As the dominant actor within the Republican Party, as well as president of the United States, and with a revisionist attitude toward both roles, the new norms Trump creates are not solely contained within the United States. His reshaping of both these roles resonates globally and conservative parties worldwide are bandwagoning onto these new positions as operational norms. There is a cross-border homogenization of conservative identity politics, as conservative parties take less of a localized approach to their policymaking, and instead adopt wider “bullet-points” that create an international conservative solidarity. Due to the way information is now distributed globally, there is seemingly an incentive to fall in line with the grander proclamations and ideological shifts of the Trump administration, as these positions form the vanguard of a new global conservative culture.

This is why during the recent election in the state of Victoria, the Liberal Party inexplicably claimed it would shift Victoria’s trade office in Israel to Jerusalem, despite Tel Aviv being Israel’s economic hub. That the party used the slogan “Make Victoria Safe Again” also demonstrates how Trumpian norms are being internalized. These new conservative norms seem to have also influenced the Conservative Party of Canada, with it stating that the party will recognize Jerusalem as the Israeli capital should they win next year’s election. Brazil’s incoming far-right President Jair Bolsonaro now feels the path is clear for him to move Brazil’s embassy when he takes office, and Alternative for Germany politicians are attempting to push Berlin to do likewise.

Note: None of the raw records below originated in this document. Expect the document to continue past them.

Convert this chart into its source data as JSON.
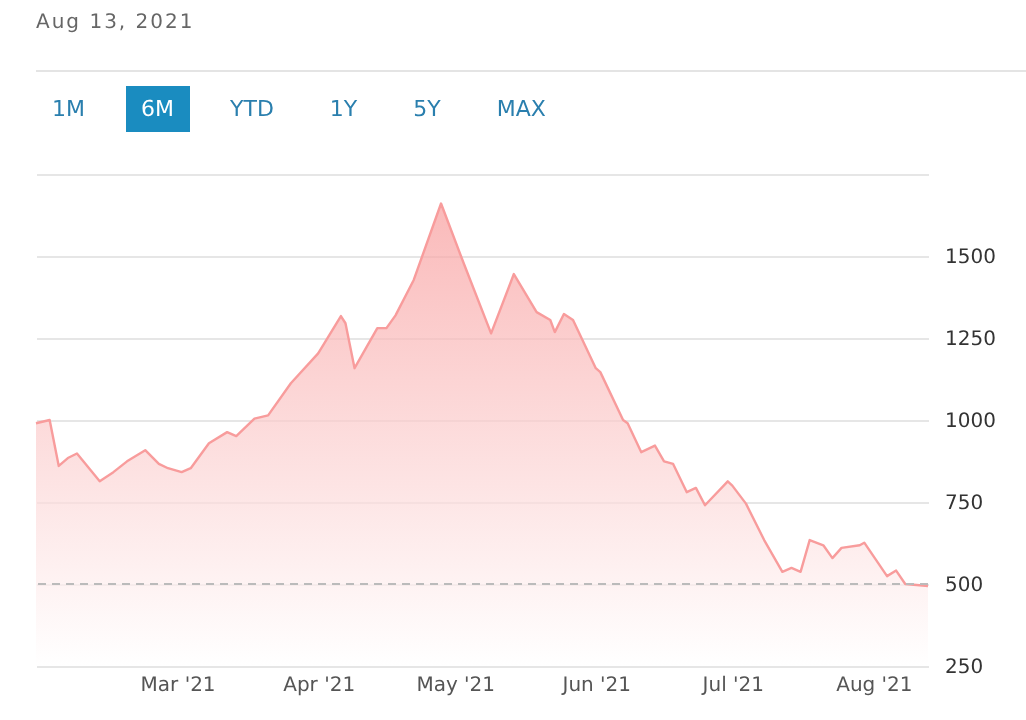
{
  "chart_data": {
    "type": "area",
    "annotations": [
      "Aug 13, 2021",
      "1M",
      "6M",
      "YTD",
      "1Y",
      "5Y",
      "MAX"
    ],
    "x": [
      "2021-01-29",
      "2021-02-01",
      "2021-02-03",
      "2021-02-05",
      "2021-02-07",
      "2021-02-12",
      "2021-02-15",
      "2021-02-18",
      "2021-02-22",
      "2021-02-25",
      "2021-02-27",
      "2021-03-02",
      "2021-03-04",
      "2021-03-08",
      "2021-03-12",
      "2021-03-14",
      "2021-03-18",
      "2021-03-21",
      "2021-03-26",
      "2021-04-01",
      "2021-04-06",
      "2021-04-07",
      "2021-04-09",
      "2021-04-14",
      "2021-04-16",
      "2021-04-18",
      "2021-04-22",
      "2021-04-28",
      "2021-05-03",
      "2021-05-09",
      "2021-05-14",
      "2021-05-19",
      "2021-05-22",
      "2021-05-23",
      "2021-05-25",
      "2021-05-27",
      "2021-06-01",
      "2021-06-02",
      "2021-06-07",
      "2021-06-08",
      "2021-06-11",
      "2021-06-14",
      "2021-06-16",
      "2021-06-18",
      "2021-06-21",
      "2021-06-23",
      "2021-06-25",
      "2021-06-30",
      "2021-07-01",
      "2021-07-04",
      "2021-07-08",
      "2021-07-12",
      "2021-07-14",
      "2021-07-16",
      "2021-07-18",
      "2021-07-21",
      "2021-07-23",
      "2021-07-25",
      "2021-07-29",
      "2021-07-30",
      "2021-08-04",
      "2021-08-06",
      "2021-08-08",
      "2021-08-13"
    ],
    "series": [
      {
        "color": "#f89c9c",
        "values": [
          990,
          1000,
          860,
          884,
          898,
          813,
          841,
          874,
          908,
          866,
          853,
          841,
          853,
          929,
          963,
          951,
          1004,
          1014,
          1112,
          1203,
          1317,
          1295,
          1158,
          1280,
          1280,
          1319,
          1427,
          1660,
          1477,
          1264,
          1445,
          1329,
          1305,
          1268,
          1323,
          1305,
          1158,
          1146,
          1000,
          990,
          902,
          922,
          874,
          866,
          780,
          793,
          740,
          813,
          800,
          745,
          634,
          537,
          549,
          537,
          634,
          618,
          579,
          610,
          618,
          626,
          524,
          541,
          500,
          494
        ]
      }
    ],
    "xlim": [
      "2021-01-29",
      "2021-08-13"
    ],
    "xticks": [
      {
        "value": "2021-03-01",
        "label": "Mar '21"
      },
      {
        "value": "2021-04-01",
        "label": "Apr '21"
      },
      {
        "value": "2021-05-01",
        "label": "May '21"
      },
      {
        "value": "2021-06-01",
        "label": "Jun '21"
      },
      {
        "value": "2021-07-01",
        "label": "Jul '21"
      },
      {
        "value": "2021-08-01",
        "label": "Aug '21"
      }
    ],
    "ylim": [
      250,
      1750
    ],
    "yticks": [
      250,
      500,
      750,
      1000,
      1250,
      1500,
      {
        "value": 1750,
        "label": null
      }
    ],
    "grid": "y",
    "ref_lines": [
      {
        "axis": "y",
        "value": 500,
        "line_style": "dashed"
      }
    ]
  }
}
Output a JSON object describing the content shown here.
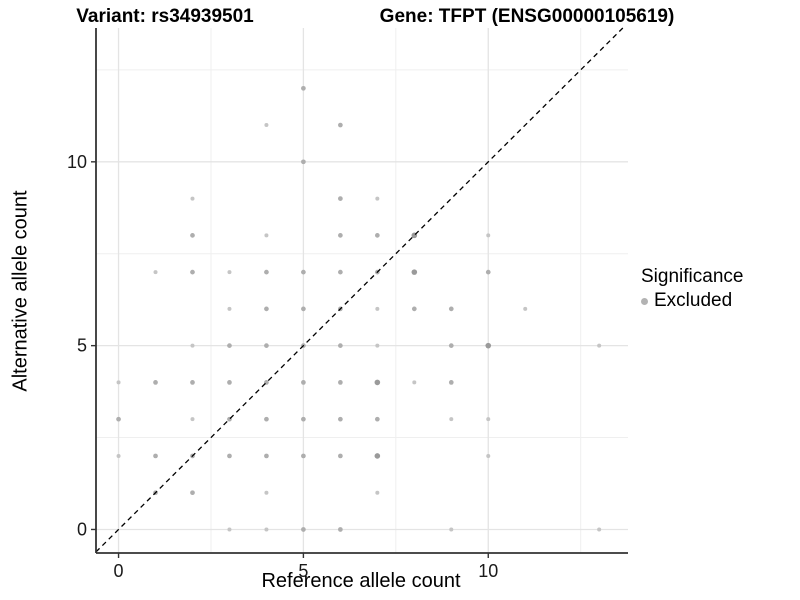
{
  "titles": {
    "variant": "Variant: rs34939501",
    "gene": "Gene: TFPT (ENSG00000105619)"
  },
  "legend": {
    "title": "Significance",
    "items": [
      {
        "label": "Excluded",
        "color": "#b3b3b3"
      }
    ]
  },
  "chart_data": {
    "type": "scatter",
    "title": "",
    "xlabel": "Reference allele count",
    "ylabel": "Alternative allele count",
    "xlim": [
      -0.61,
      13.78
    ],
    "ylim": [
      -0.64,
      13.64
    ],
    "x_ticks": [
      0,
      5,
      10
    ],
    "y_ticks": [
      0,
      5,
      10
    ],
    "x_minor_gridlines": [
      2.5,
      7.5,
      12.5
    ],
    "y_minor_gridlines": [
      2.5,
      7.5,
      12.5
    ],
    "grid_on": true,
    "legend_position": "right",
    "identity_line": {
      "slope": 1,
      "intercept": 0,
      "style": "dashed",
      "color": "#000000"
    },
    "series_name": "Excluded",
    "size_classes": {
      "1": {
        "r": 2.0,
        "color": "#c5c5c5"
      },
      "2": {
        "r": 2.35,
        "color": "#aeaeae"
      },
      "3": {
        "r": 2.8,
        "color": "#9a9a9a"
      }
    },
    "points": [
      {
        "x": 5,
        "y": 12,
        "n": 2
      },
      {
        "x": 4,
        "y": 11,
        "n": 1
      },
      {
        "x": 6,
        "y": 11,
        "n": 2
      },
      {
        "x": 5,
        "y": 10,
        "n": 2
      },
      {
        "x": 2,
        "y": 9,
        "n": 1
      },
      {
        "x": 6,
        "y": 9,
        "n": 2
      },
      {
        "x": 7,
        "y": 9,
        "n": 1
      },
      {
        "x": 2,
        "y": 8,
        "n": 2
      },
      {
        "x": 4,
        "y": 8,
        "n": 1
      },
      {
        "x": 6,
        "y": 8,
        "n": 2
      },
      {
        "x": 7,
        "y": 8,
        "n": 2
      },
      {
        "x": 8,
        "y": 8,
        "n": 3
      },
      {
        "x": 10,
        "y": 8,
        "n": 1
      },
      {
        "x": 1,
        "y": 7,
        "n": 1
      },
      {
        "x": 2,
        "y": 7,
        "n": 2
      },
      {
        "x": 3,
        "y": 7,
        "n": 1
      },
      {
        "x": 4,
        "y": 7,
        "n": 2
      },
      {
        "x": 5,
        "y": 7,
        "n": 2
      },
      {
        "x": 6,
        "y": 7,
        "n": 2
      },
      {
        "x": 7,
        "y": 7,
        "n": 2
      },
      {
        "x": 8,
        "y": 7,
        "n": 3
      },
      {
        "x": 10,
        "y": 7,
        "n": 2
      },
      {
        "x": 3,
        "y": 6,
        "n": 1
      },
      {
        "x": 4,
        "y": 6,
        "n": 2
      },
      {
        "x": 5,
        "y": 6,
        "n": 2
      },
      {
        "x": 6,
        "y": 6,
        "n": 2
      },
      {
        "x": 7,
        "y": 6,
        "n": 1
      },
      {
        "x": 8,
        "y": 6,
        "n": 2
      },
      {
        "x": 9,
        "y": 6,
        "n": 2
      },
      {
        "x": 11,
        "y": 6,
        "n": 1
      },
      {
        "x": 2,
        "y": 5,
        "n": 1
      },
      {
        "x": 3,
        "y": 5,
        "n": 2
      },
      {
        "x": 4,
        "y": 5,
        "n": 2
      },
      {
        "x": 5,
        "y": 5,
        "n": 2
      },
      {
        "x": 6,
        "y": 5,
        "n": 2
      },
      {
        "x": 7,
        "y": 5,
        "n": 1
      },
      {
        "x": 9,
        "y": 5,
        "n": 2
      },
      {
        "x": 10,
        "y": 5,
        "n": 3
      },
      {
        "x": 13,
        "y": 5,
        "n": 1
      },
      {
        "x": 0,
        "y": 4,
        "n": 1
      },
      {
        "x": 1,
        "y": 4,
        "n": 2
      },
      {
        "x": 2,
        "y": 4,
        "n": 2
      },
      {
        "x": 3,
        "y": 4,
        "n": 2
      },
      {
        "x": 4,
        "y": 4,
        "n": 2
      },
      {
        "x": 5,
        "y": 4,
        "n": 2
      },
      {
        "x": 6,
        "y": 4,
        "n": 2
      },
      {
        "x": 7,
        "y": 4,
        "n": 3
      },
      {
        "x": 8,
        "y": 4,
        "n": 1
      },
      {
        "x": 9,
        "y": 4,
        "n": 2
      },
      {
        "x": 0,
        "y": 3,
        "n": 2
      },
      {
        "x": 2,
        "y": 3,
        "n": 1
      },
      {
        "x": 3,
        "y": 3,
        "n": 2
      },
      {
        "x": 4,
        "y": 3,
        "n": 2
      },
      {
        "x": 5,
        "y": 3,
        "n": 2
      },
      {
        "x": 6,
        "y": 3,
        "n": 2
      },
      {
        "x": 7,
        "y": 3,
        "n": 2
      },
      {
        "x": 9,
        "y": 3,
        "n": 1
      },
      {
        "x": 10,
        "y": 3,
        "n": 1
      },
      {
        "x": 0,
        "y": 2,
        "n": 1
      },
      {
        "x": 1,
        "y": 2,
        "n": 2
      },
      {
        "x": 2,
        "y": 2,
        "n": 2
      },
      {
        "x": 3,
        "y": 2,
        "n": 2
      },
      {
        "x": 4,
        "y": 2,
        "n": 2
      },
      {
        "x": 5,
        "y": 2,
        "n": 2
      },
      {
        "x": 6,
        "y": 2,
        "n": 2
      },
      {
        "x": 7,
        "y": 2,
        "n": 3
      },
      {
        "x": 10,
        "y": 2,
        "n": 1
      },
      {
        "x": 1,
        "y": 1,
        "n": 2
      },
      {
        "x": 2,
        "y": 1,
        "n": 2
      },
      {
        "x": 4,
        "y": 1,
        "n": 1
      },
      {
        "x": 7,
        "y": 1,
        "n": 1
      },
      {
        "x": 3,
        "y": 0,
        "n": 1
      },
      {
        "x": 4,
        "y": 0,
        "n": 1
      },
      {
        "x": 5,
        "y": 0,
        "n": 2
      },
      {
        "x": 6,
        "y": 0,
        "n": 2
      },
      {
        "x": 9,
        "y": 0,
        "n": 1
      },
      {
        "x": 13,
        "y": 0,
        "n": 1
      }
    ],
    "style": {
      "major_grid_color": "#e4e4e4",
      "minor_grid_color": "#efefef",
      "axis_line_color": "#333333",
      "tick_label_color": "#1a1a1a",
      "tick_label_size": 18
    }
  }
}
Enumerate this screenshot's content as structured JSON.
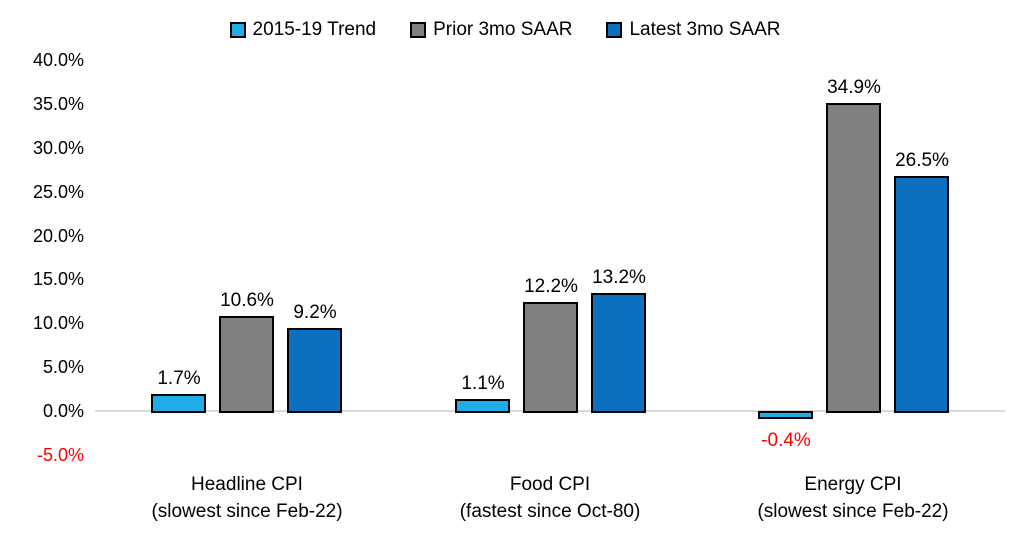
{
  "chart_data": {
    "type": "bar",
    "title": "",
    "xlabel": "",
    "ylabel": "",
    "grid": "zero-line-only",
    "legend_position": "top-center",
    "background_color": "#ffffff",
    "bar_border_color": "#000000",
    "zero_line_color": "#d9d9d9",
    "categories": [
      {
        "line1": "Headline CPI",
        "line2": "(slowest since Feb-22)"
      },
      {
        "line1": "Food CPI",
        "line2": "(fastest since Oct-80)"
      },
      {
        "line1": "Energy CPI",
        "line2": "(slowest since Feb-22)"
      }
    ],
    "series": [
      {
        "name": "2015-19 Trend",
        "color": "#1face8",
        "values": [
          1.7,
          1.1,
          -0.4
        ],
        "labels": [
          "1.7%",
          "1.1%",
          "-0.4%"
        ]
      },
      {
        "name": "Prior 3mo SAAR",
        "color": "#808080",
        "values": [
          10.6,
          12.2,
          34.9
        ],
        "labels": [
          "10.6%",
          "12.2%",
          "34.9%"
        ]
      },
      {
        "name": "Latest 3mo SAAR",
        "color": "#0b70c0",
        "values": [
          9.2,
          13.2,
          26.5
        ],
        "labels": [
          "9.2%",
          "13.2%",
          "26.5%"
        ]
      }
    ],
    "y_axis": {
      "min": -5,
      "max": 40,
      "step": 5,
      "negative_color": "#ff0000",
      "positive_color": "#000000",
      "ticks": [
        {
          "value": 40,
          "label": "40.0%"
        },
        {
          "value": 35,
          "label": "35.0%"
        },
        {
          "value": 30,
          "label": "30.0%"
        },
        {
          "value": 25,
          "label": "25.0%"
        },
        {
          "value": 20,
          "label": "20.0%"
        },
        {
          "value": 15,
          "label": "15.0%"
        },
        {
          "value": 10,
          "label": "10.0%"
        },
        {
          "value": 5,
          "label": "5.0%"
        },
        {
          "value": 0,
          "label": "0.0%"
        },
        {
          "value": -5,
          "label": "-5.0%"
        }
      ]
    }
  }
}
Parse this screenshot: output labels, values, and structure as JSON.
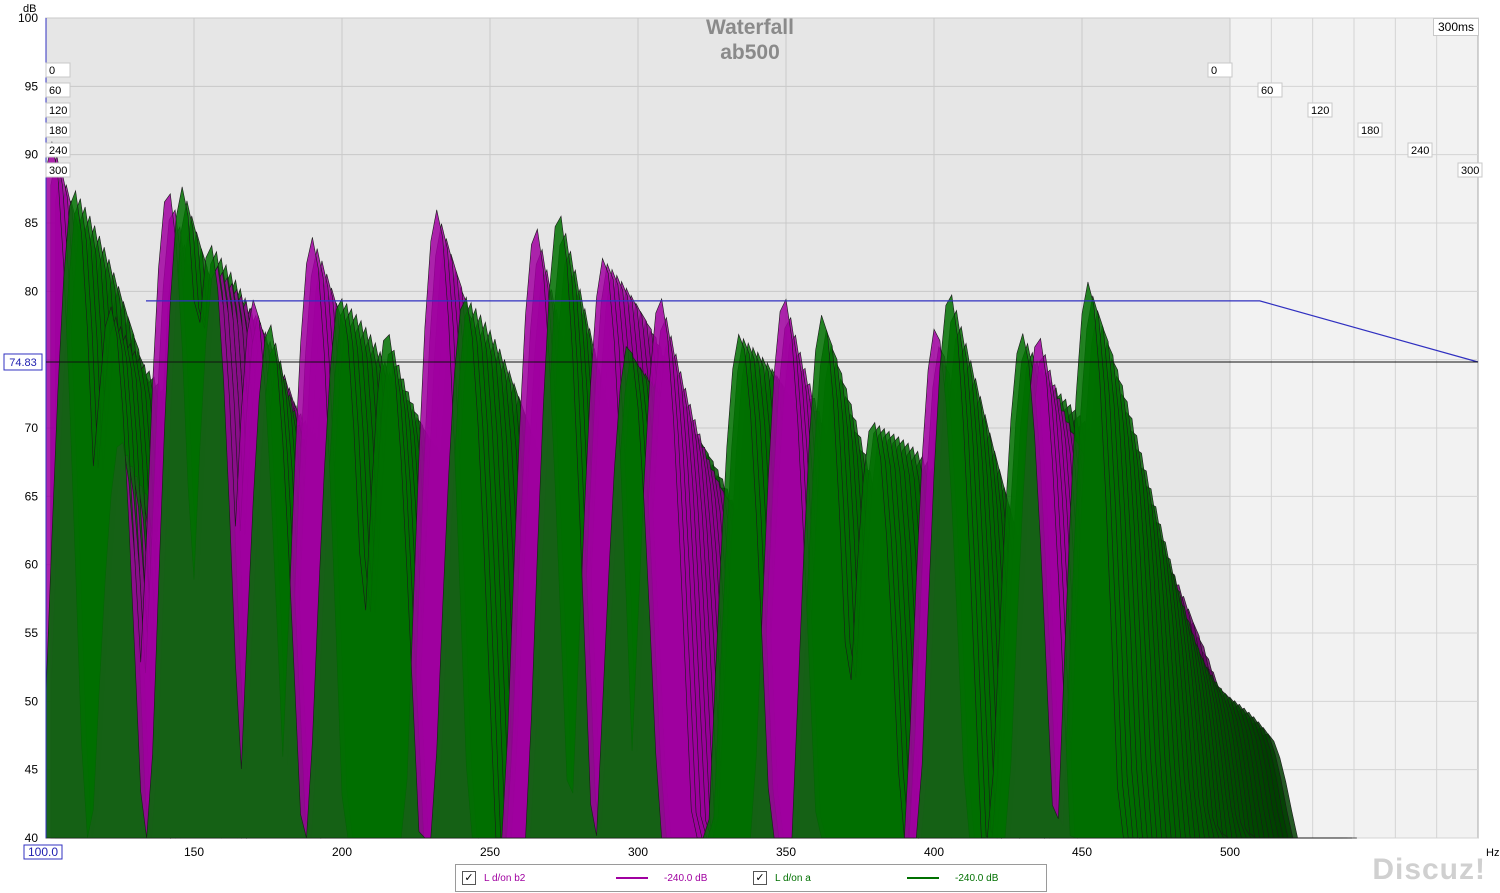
{
  "chart_data": {
    "type": "waterfall",
    "title": "Waterfall",
    "subtitle": "ab500",
    "time_window_label": "300ms",
    "y_unit": "dB",
    "x_unit": "Hz",
    "xlim": [
      100,
      500
    ],
    "ylim": [
      40,
      100
    ],
    "y_ticks": [
      "100",
      "95",
      "90",
      "85",
      "80",
      "75",
      "70",
      "65",
      "60",
      "55",
      "50",
      "45",
      "40"
    ],
    "x_ticks": [
      "100.0",
      "150",
      "200",
      "250",
      "300",
      "350",
      "400",
      "450",
      "500"
    ],
    "cursor_value": "74.83",
    "time_slices": [
      "0",
      "60",
      "120",
      "180",
      "240",
      "300"
    ],
    "series": [
      {
        "name": "L d/on b2",
        "color": "#a000a0",
        "value_label": "-240.0 dB",
        "peaks": [
          [
            102,
            87
          ],
          [
            125,
            73
          ],
          [
            141,
            84
          ],
          [
            158,
            83
          ],
          [
            170,
            83
          ],
          [
            190,
            80
          ],
          [
            232,
            82
          ],
          [
            265,
            85
          ],
          [
            289,
            83
          ],
          [
            307,
            81
          ],
          [
            349,
            82
          ],
          [
            400,
            76
          ],
          [
            435,
            80
          ]
        ]
      },
      {
        "name": "L d/on a",
        "color": "#007000",
        "value_label": "-240.0 dB",
        "peaks": [
          [
            110,
            87
          ],
          [
            122,
            84
          ],
          [
            146,
            85
          ],
          [
            156,
            84
          ],
          [
            175,
            81
          ],
          [
            200,
            80
          ],
          [
            215,
            82
          ],
          [
            242,
            79
          ],
          [
            273,
            84
          ],
          [
            297,
            81
          ],
          [
            335,
            79
          ],
          [
            362,
            76
          ],
          [
            380,
            73
          ],
          [
            405,
            78
          ],
          [
            430,
            82
          ],
          [
            452,
            78
          ]
        ]
      }
    ]
  },
  "legend": {
    "check": "✓",
    "items": [
      {
        "label": "L d/on b2",
        "value": "-240.0 dB"
      },
      {
        "label": "L d/on a",
        "value": "-240.0 dB"
      }
    ]
  },
  "watermark": "Discuz!"
}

Yet what is most intriguing is the behavioral shift in the Liberal Party that this episode has highlighted. This behavior is not only threatening the national interest, but is a threat to the Liberal Party itself. Recent electoral events have indicated that the rewards that are being created for the Liberal Party on their social media accounts are being prioritized over the rewards at the ballot box. An incessant desire to signal to the in-group is taking precedence over both governing and winning elections. In this regard the merits of shifting the embassy in Israel don’t actually seem important. The position of the identity group is the defining element; the consequences are irrelevant.

What this means for Australia’s foreign policy is that it may be moving into a phase where it is no longer mostly above partisan politics. As the new norms being created in conservative politics continue to exert influence on the Liberal Party, the party may decide it needs to further use Australia’s foreign policy as part of its identity signaling. Come the election in May the public will undoubtedly send its own signal that this behavior is unacceptable, but whether or not the party can comprehend this is yet unknown.